Premier saut

Comment former un groupe affinitaire

Ceci est une traduction de l’introduction du livret proposé par @natacha ci-dessus. Je n’ai pas voulu continuer la traduction car selon moi, son approche est politiquement naïve… Je reviendrai sur ce point plus bas…

Que cinq personnes se rencontrent résolues à l’éclair de l’action plutôt qu’à l’agonie de la survie — à partir de ce moment-là, le désespoir prend fin et la tactique commence.

Ce guide est adapté d’une version antérieure qui est apparue dans notre* livre : Recettes pour un désastre : un livre de cuisine anarchiste.

* Ndt: il s’agit de CrimethInc. : Books : Recipes for Disaster

Nous traversons des temps turbulents. Déjà les blocages, les protestations, les émeutes et les escarmouches arrivent fréquemment. Il est grand temps de s’organiser pour les bouleversements imminents.

Mais s’organiser ne signifie pas rejoindre les ranges d’une institution existante et recevoir des ordres. S’organiser devrait être loin de sacrifier ton agence et ton intelligence pour devenir un autre engrenage d’une machine. Selon une perspective anarchiste, la structure organisationnelle devrait maximiser à la fois la liberté et
la coordination volontaire à chaque niveau d’échelle, du plus petit groupe à la société dans son ensemble.

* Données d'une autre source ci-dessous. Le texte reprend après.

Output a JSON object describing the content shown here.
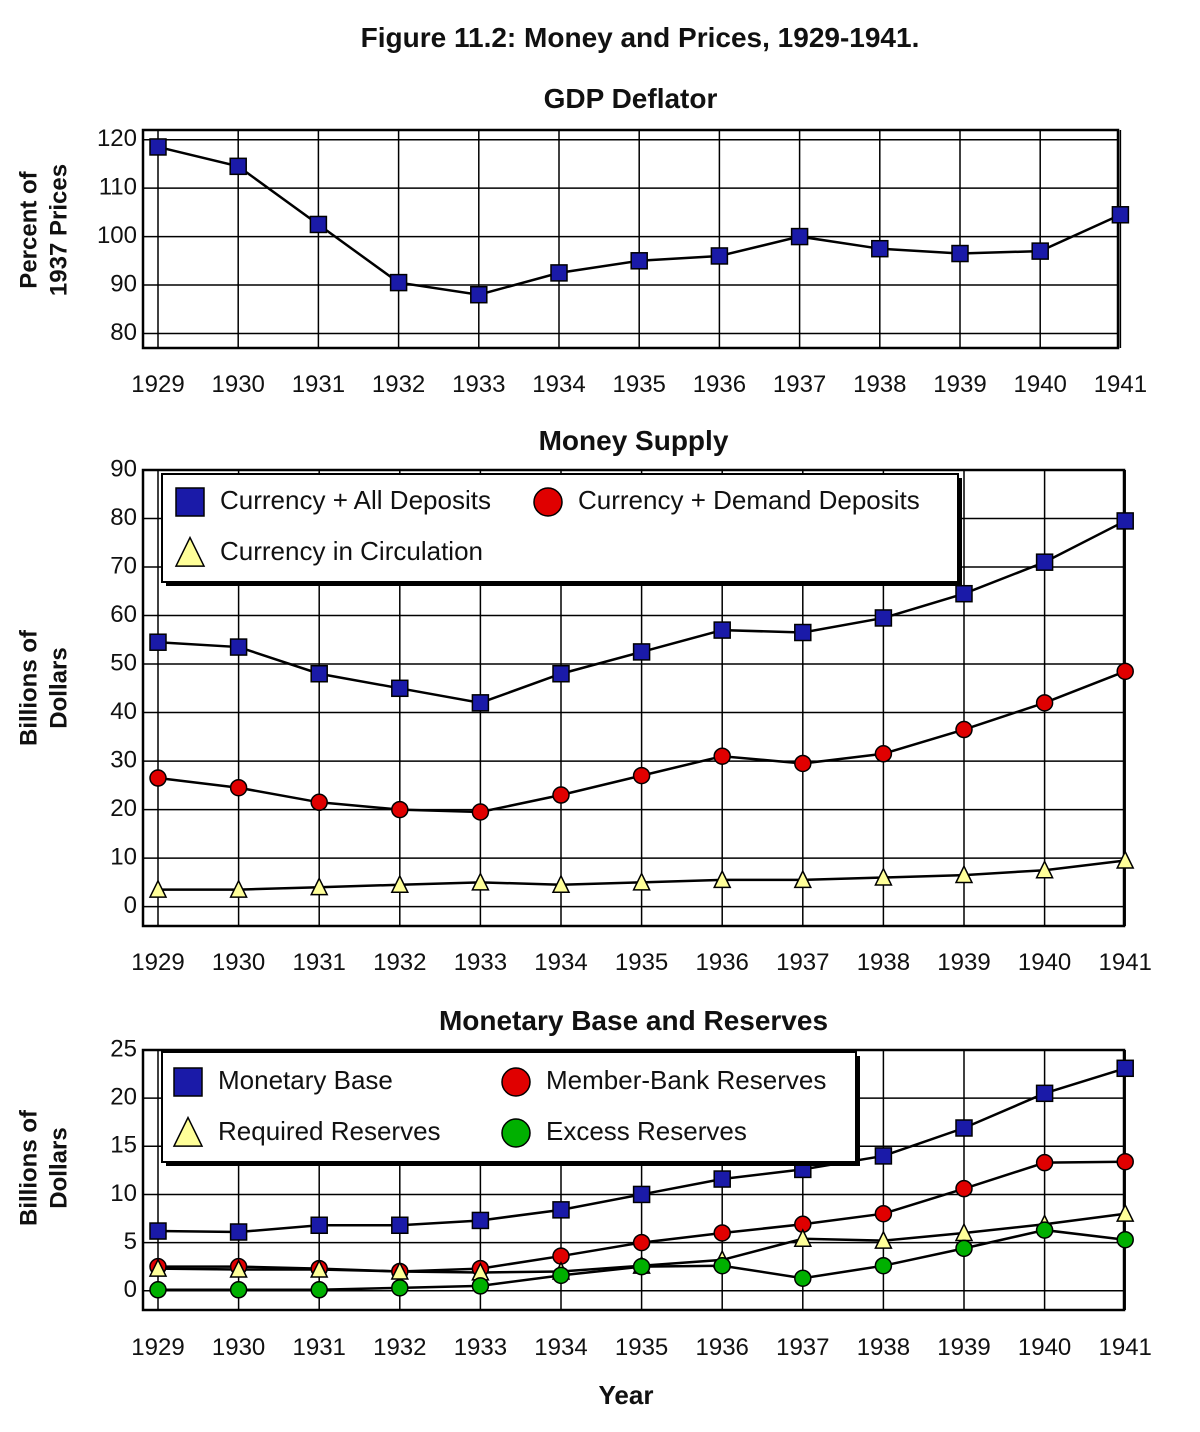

Toi et tes ami·e·s constituez déjà un groupe affinitaire, la brique essentielle de ce modèle. Un groupe d’affinités est un cercle d’amis qui se comprennent comme une force politique autonome. L’idée est que des personnes qui se connaissent déjà et se font confiance devraient travailler ensemble à répondre immédiatement, intelligemment et souplement aux situations émergentes. Ce format sans chef a fait ses preuves effectives pour des activités de guérilla de toutes sortes, ainsi que dans les tactiques que la RAND corporation* appellent « fourmillantes » selon lesquelles de nombreux groupes autonomes, imprédictibles, surpassent un adversaire centralisé. Vous devriez vous rendre dans chaque protestation avec un sens partagé de vos buts et de vos capacités. Si vous êtes un groupe affinitaire expérimenté dans l’action commune, vous serez bien mieux préparé à répondre aux urgences et embrasser les opportunités inattendues.

* Ndt : la RAND corporation est un think tank militaire États-unien. Les swarming tactics correspondent à une approche stygmergique de l’action concertée, où chaque groupe peut laisser et répondre à des traces, ou signes laissés par d’autres pour appuyer et consolider leurs propres motivation et action.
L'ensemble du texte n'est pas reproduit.